Caroline Derpienski obawia się o swoje życie po rozstaniu. Padły mocne słowa
Obraz idealnego związku Caroline Derpienski ze słynnym "Dżakiem" runął jak domek z kart. Okazało się, że wyidealizowane zdjęcia, na których widać było prezenty, niespodzianki urodzinowe, pobyty w drogich hotelach okazały się jedynie instagramową rzeczywistością, którą kreowała sama Derpienski. Teraz celebrytka zarzuca byłemu partnerowi, że nie tylko poniżał ją, ale słynne Rolexy, które jej podarował były zwykłymi podróbkami, a jedyny, który posiada kupiła sama za pieniądze otrzymane ze współpracy. Już jakiś czas temu serwis Pudelek.pl ujawnił, że partnerem celebrytki ma być 60-letni Krzysztof, polski biznesmen, co potem potwierdził również Krzysztof Stanowski w "Kanale Zero". Teraz okazuje się, że związek Derpienski z milionerem wcale nie był sielanką, a celebrytka obecnie określa go wprost jako 'przemocową relację'. A co dzieje się teraz z Derpienski po tym, jak ujawniła szczegóły rozstania? Okazuje się, że celebrytka mieszka na Florydzie, planuje przyszłość i obawia się o swoje bezpieczeństwo.
Mieszkam na Florydzie. Obecnie moje plany to nie dać się zabić i myśleć co dalej
To nie wszystko! Caroline Derpienski zapewniła też, że nie planuje popełnić samobójstwa, ale nie wyklucza, że może jej się stać coś złego. Celebrytka w kolejnych relacjach na Instagramie opisała szczegółowo, jak wyglądał jej związek i przyznała, że poznała byłego partnera mając zaledwie 17 lat, podczas gdy on miał 60. Derpienski nie ukrywa, że była naprawdę zakochana i trwała u jego boku nawet w trudnym czasie, kiedy nie mieli pieniędzy. Dodaje też, że to jej partner naciskał, aby była coraz bardziej aktywna w mediach społecznościowych:
Podczas covidu, kiedy nie miał przez wiele miesięcy grosza, nie przeszkadzało mi to i byłam z nim, przez co stanął na nogi w przeciągu roku. Dolarsowy kontent to kontent, który go jarał. Że jest wielkim milionerem, którym przestał być 20 lat temu
Caroline Derpienski zdradziła też, co działo się przed samym rozstaniem i okazuje się, że sytuacja wyglądała naprawdę dramatycznie:
Ostatnimi dniami, jak odbierałam jego telefon, pierwsze, co słyszałam, to krzyki i bluzgi przed naszym rozstaniem
Wydaje się, że byłemu partnerowi Caroline Derpienski zależało na tym, aby była ona popularna w mediach społecznościowych i podobało mu się ich wykreowane w sieci życie. Niestety jego była już partnerka nie zamierzała dłużej udawać i o wszystkim opowiedziała.

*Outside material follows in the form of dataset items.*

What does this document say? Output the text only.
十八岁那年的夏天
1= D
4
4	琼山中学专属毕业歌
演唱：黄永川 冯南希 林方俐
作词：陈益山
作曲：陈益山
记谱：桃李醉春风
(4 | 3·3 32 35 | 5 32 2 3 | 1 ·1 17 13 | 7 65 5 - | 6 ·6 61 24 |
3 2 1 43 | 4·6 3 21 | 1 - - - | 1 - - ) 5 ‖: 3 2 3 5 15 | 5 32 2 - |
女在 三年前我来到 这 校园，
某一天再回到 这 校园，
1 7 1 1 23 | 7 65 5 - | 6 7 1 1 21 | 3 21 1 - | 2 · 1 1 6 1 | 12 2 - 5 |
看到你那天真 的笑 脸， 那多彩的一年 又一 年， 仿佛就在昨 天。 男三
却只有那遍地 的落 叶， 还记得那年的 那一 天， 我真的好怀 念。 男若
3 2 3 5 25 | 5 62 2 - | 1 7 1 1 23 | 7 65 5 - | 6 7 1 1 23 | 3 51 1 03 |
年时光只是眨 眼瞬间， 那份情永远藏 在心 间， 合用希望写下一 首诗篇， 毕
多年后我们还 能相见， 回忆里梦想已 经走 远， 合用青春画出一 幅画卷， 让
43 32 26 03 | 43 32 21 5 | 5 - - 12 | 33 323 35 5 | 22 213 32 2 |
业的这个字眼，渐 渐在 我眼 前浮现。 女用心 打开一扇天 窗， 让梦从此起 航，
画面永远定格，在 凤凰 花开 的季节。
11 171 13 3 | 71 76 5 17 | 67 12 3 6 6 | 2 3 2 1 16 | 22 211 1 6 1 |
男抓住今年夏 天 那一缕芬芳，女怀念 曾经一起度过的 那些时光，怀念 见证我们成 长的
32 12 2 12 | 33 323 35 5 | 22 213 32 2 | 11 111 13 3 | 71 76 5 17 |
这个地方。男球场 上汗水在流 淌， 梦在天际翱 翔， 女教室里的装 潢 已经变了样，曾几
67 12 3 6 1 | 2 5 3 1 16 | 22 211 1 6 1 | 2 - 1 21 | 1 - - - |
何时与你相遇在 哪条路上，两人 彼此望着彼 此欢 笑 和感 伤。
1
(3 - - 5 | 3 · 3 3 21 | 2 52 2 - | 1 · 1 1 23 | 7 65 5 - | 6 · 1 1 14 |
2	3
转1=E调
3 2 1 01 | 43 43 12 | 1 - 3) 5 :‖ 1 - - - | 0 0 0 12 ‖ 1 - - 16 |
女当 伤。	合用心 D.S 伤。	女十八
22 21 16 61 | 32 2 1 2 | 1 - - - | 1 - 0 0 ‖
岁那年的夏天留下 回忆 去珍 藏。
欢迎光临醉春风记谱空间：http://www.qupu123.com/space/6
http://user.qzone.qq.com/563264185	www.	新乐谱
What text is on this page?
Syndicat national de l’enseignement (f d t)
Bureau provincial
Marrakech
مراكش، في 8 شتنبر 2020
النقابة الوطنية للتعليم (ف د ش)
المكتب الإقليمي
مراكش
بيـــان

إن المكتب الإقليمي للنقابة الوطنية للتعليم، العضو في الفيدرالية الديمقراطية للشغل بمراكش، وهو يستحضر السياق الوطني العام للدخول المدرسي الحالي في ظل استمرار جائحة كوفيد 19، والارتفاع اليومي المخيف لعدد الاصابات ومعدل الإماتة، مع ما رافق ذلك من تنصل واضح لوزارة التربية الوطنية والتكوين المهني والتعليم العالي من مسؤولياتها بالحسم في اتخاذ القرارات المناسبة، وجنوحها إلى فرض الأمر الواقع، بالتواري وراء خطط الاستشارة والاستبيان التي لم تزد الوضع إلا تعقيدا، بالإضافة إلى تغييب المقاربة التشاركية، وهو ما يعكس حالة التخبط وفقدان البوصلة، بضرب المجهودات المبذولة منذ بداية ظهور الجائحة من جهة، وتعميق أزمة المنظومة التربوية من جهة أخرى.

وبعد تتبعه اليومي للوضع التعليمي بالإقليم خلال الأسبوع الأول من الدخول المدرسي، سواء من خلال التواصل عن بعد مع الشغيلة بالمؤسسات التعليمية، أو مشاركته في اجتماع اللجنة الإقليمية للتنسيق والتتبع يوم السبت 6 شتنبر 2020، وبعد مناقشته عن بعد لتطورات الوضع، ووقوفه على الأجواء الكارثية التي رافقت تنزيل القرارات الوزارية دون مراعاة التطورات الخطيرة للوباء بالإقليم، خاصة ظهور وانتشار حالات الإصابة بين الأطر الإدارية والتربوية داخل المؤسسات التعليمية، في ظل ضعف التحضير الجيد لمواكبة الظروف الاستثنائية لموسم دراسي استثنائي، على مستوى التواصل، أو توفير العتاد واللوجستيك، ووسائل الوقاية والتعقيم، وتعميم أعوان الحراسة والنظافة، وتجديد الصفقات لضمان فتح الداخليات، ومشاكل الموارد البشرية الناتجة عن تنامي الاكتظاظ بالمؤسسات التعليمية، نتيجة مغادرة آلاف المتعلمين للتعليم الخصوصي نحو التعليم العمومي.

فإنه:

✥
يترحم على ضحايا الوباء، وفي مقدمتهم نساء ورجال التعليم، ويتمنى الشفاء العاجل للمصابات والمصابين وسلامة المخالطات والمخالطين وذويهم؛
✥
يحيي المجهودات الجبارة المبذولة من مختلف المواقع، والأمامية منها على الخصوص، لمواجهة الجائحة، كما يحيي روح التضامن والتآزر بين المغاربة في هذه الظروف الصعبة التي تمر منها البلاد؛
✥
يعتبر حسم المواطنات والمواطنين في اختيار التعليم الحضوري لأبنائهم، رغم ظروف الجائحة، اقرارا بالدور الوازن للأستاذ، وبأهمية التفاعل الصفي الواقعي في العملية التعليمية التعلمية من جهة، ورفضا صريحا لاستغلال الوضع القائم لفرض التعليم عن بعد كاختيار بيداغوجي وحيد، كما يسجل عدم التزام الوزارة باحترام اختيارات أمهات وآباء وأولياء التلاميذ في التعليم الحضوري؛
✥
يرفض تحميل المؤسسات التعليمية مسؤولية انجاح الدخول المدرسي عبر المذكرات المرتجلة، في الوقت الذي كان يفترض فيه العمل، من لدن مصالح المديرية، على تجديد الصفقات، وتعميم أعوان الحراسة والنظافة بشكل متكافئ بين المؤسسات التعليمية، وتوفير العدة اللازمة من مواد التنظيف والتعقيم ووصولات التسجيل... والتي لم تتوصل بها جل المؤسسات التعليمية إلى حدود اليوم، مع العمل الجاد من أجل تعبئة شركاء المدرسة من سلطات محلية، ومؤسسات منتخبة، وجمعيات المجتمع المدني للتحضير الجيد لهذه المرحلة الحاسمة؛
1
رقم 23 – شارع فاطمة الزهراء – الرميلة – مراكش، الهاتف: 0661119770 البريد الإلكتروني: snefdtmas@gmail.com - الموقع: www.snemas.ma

Codziennie kazał wstawiać chociaż jeden post. Jak nie, to były krzyki i słyszałam, że jestem leniwa, do niczego, głupia. (...) Miłość się skończyła i byłam jedyną osobą, która może kreować jego wizerunek milionera. A jednocześnie nie chciał się ujawniać, co było dziwne, ale wśród kolegów i współpracowników brylował
Spodziewaliście się, że tak zakończy się związek Caroline Derpienski? To już kolejna w ostatnim czasie para, która w sieci prezentowała idealne życie, a rzeczywistość okazała się zupełnie inna. Niedawno rozstali się też Syliwa i Akop Szostak oraz Agnieszka Kaczorowska i Maciej Pela. Te pary też kreowały na Instagramie wizerunek idealnej rodziny.